Re: Holden and Jane, final cut

Mattis Fishman (mattis@argos.argoscomp.com)
Mon, 25 Jan 1999 10:12:02 -0500 (EST)

  Tim writes, re. Holden Jane and ghosts of old loves and lives:

> There's even a song by Tom Waits, from his first album, called (if my
> ailing memory serves me) "Martha," about a fellow calling an old flame from
> what is probably a bar, seeing where each of them ended up, and deciding
> something along the lines of:
>
>	Those were the days of roses,
>	poetry and prose,
>	and Martha
>	all I had was you
>	and all you had was me.

  Funny, I myself think of the Moody Blues' song that goes
  "I wonder if you care, I wonder if you think about me, once upon a time,
   in your wildest dreams."

  Now that I write this, I realize the obvious, that one man's pleasant 
  reminiscence of a sweet and transient love affair is another's regret
  at having cavalierly undermined his lover's affection. The widower
  thinks of what he has lost (perhaps while letting the cat bite his
  left hand) or agonizes over the words he didn't say (the cat bites again?),
  and some of us remember a past that never was, etched painfully in
  untouchable daydreams.

  This would explain, I guess, why there are so many songs about this
  phenomenon. If I may pick a favorite, let me mention the Incredible
  String Band's "The First Boy I Ever Loved" (most accessible in
  Judy Collins' verion, though Jackson Browne just recorded it)
  "and you're probably married now, the wife the kids and all, and turned
  into a total female stranger.

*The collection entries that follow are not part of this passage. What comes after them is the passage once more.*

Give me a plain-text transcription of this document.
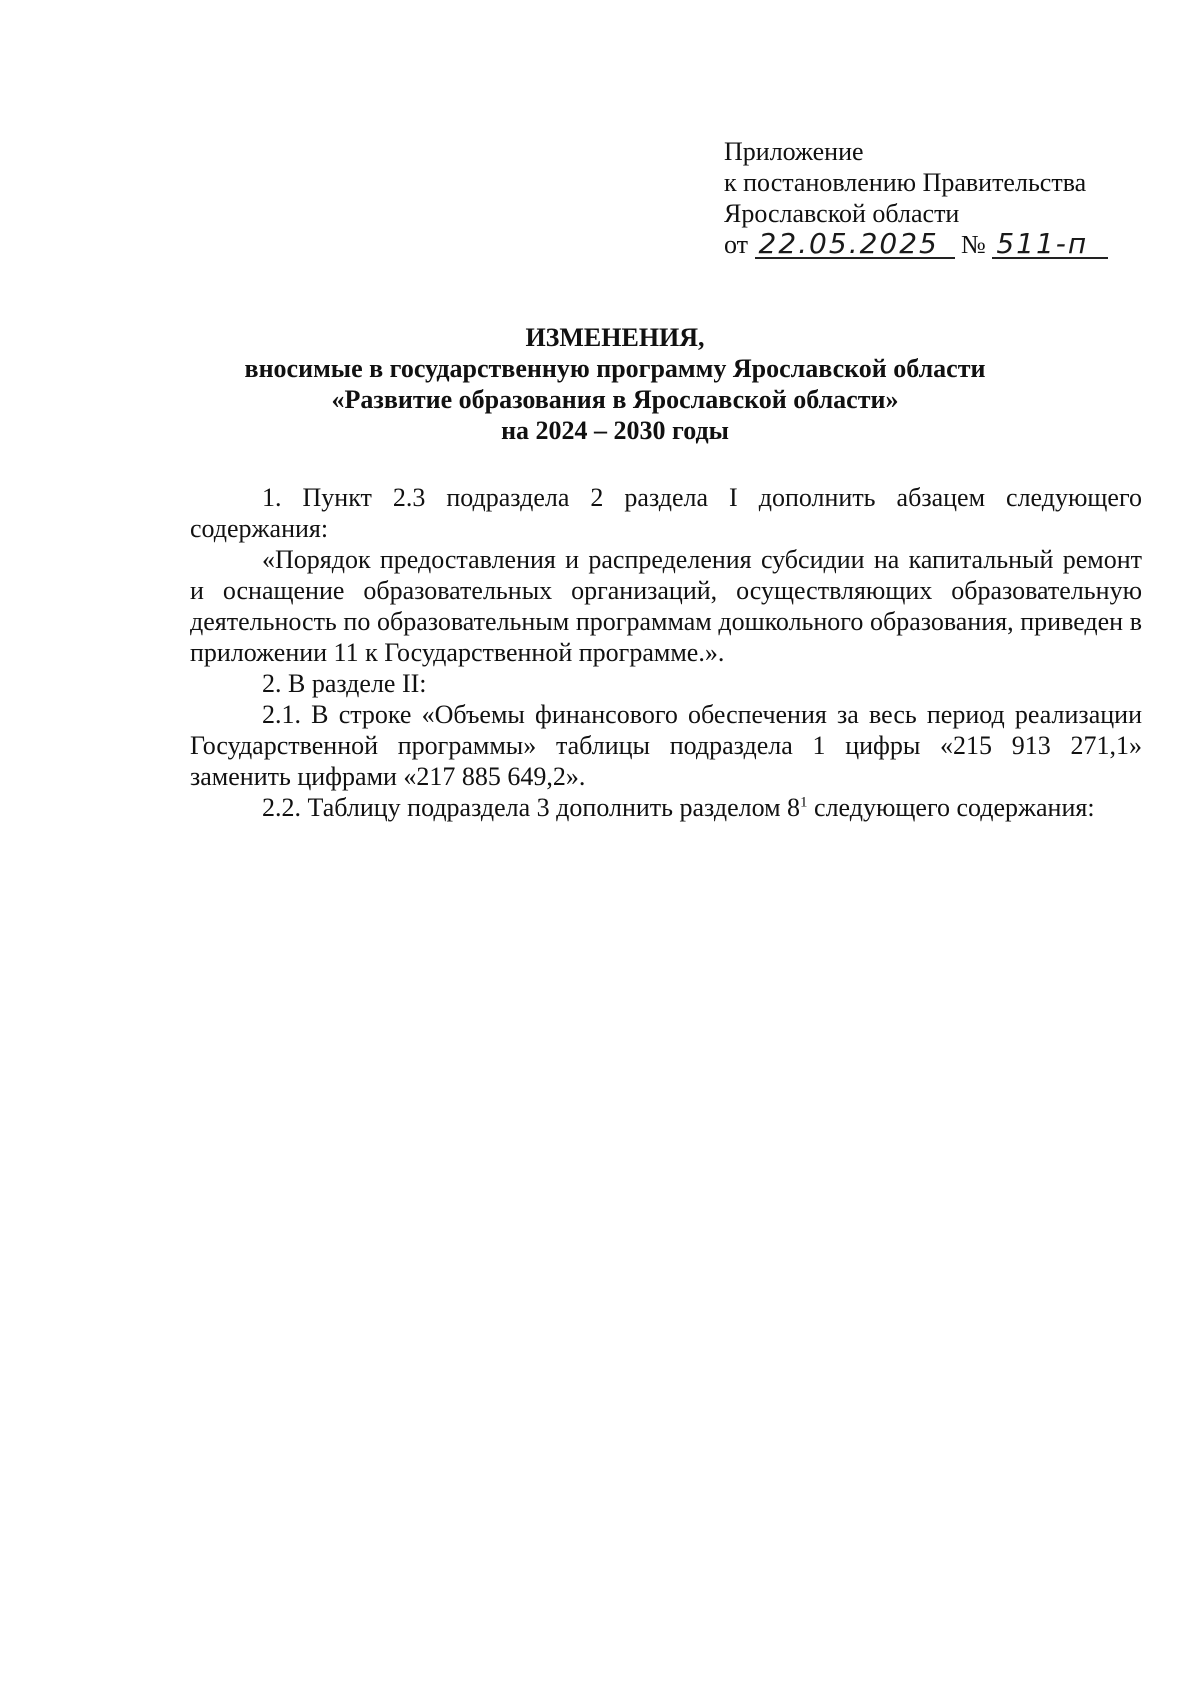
Приложение
к постановлению Правительства
Ярославской области
от 22.05.2025 № 511-п
ИЗМЕНЕНИЯ,
вносимые в государственную программу Ярославской области
«Развитие образования в Ярославской области»
на 2024 – 2030 годы

1. Пункт 2.3 подраздела 2 раздела I дополнить абзацем следующего содержания:

«Порядок предоставления и распределения субсидии на капитальный ремонт и оснащение образовательных организаций, осуществляющих образовательную деятельность по образовательным программам дошкольного образования, приведен в приложении 11 к Государственной программе.».

2. В разделе II:

2.1. В строке «Объемы финансового обеспечения за весь период реализации Государственной программы» таблицы подраздела 1 цифры «215 913 271,1» заменить цифрами «217 885 649,2».

2.2. Таблицу подраздела 3 дополнить разделом $8^1$ следующего содержания:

If I were beside you now, I wouldn't be
  here at all". I think, though, that when I mention the ISB I date myself.

  And further:

> Sure.  Among many things in Holden's universe, the unmade call is
> practically his calling card, and his call to Jane is in a sense his Holy
> Grail.  I have always thought that it was the one holdout he had, the one
> escape, that, in many ways, he didn't really want to achieve.  Because the
> idealized so often fails to meet our expectations, and Jane, as you point
> out, is nothing if not Holden's idealized, pedestal-ized, "don't spoil
> *everything* for me now, Buddy" person.  Don't we all carry at least one in
> our pockets?

  Like the expectations we have when posting our thoughts to bananafish?

  Finally:

>          ... There was a moment of disruption, and the floater abruptly
> disappeared, and the surface of the water returned to a kind of calm, and
> my unknown creature vanished.  I watched for a while, but my hands were
> cold and I had things to do.  I thought of the Loch Ness monster and amused
> myself at the thought that this little town had its own Nessie -- whatever
> it was that I had seen....

  Ah, the perils of the suburbs. After the relative safety of Times Square
  and the New York City subway system, it may take some time to adjust.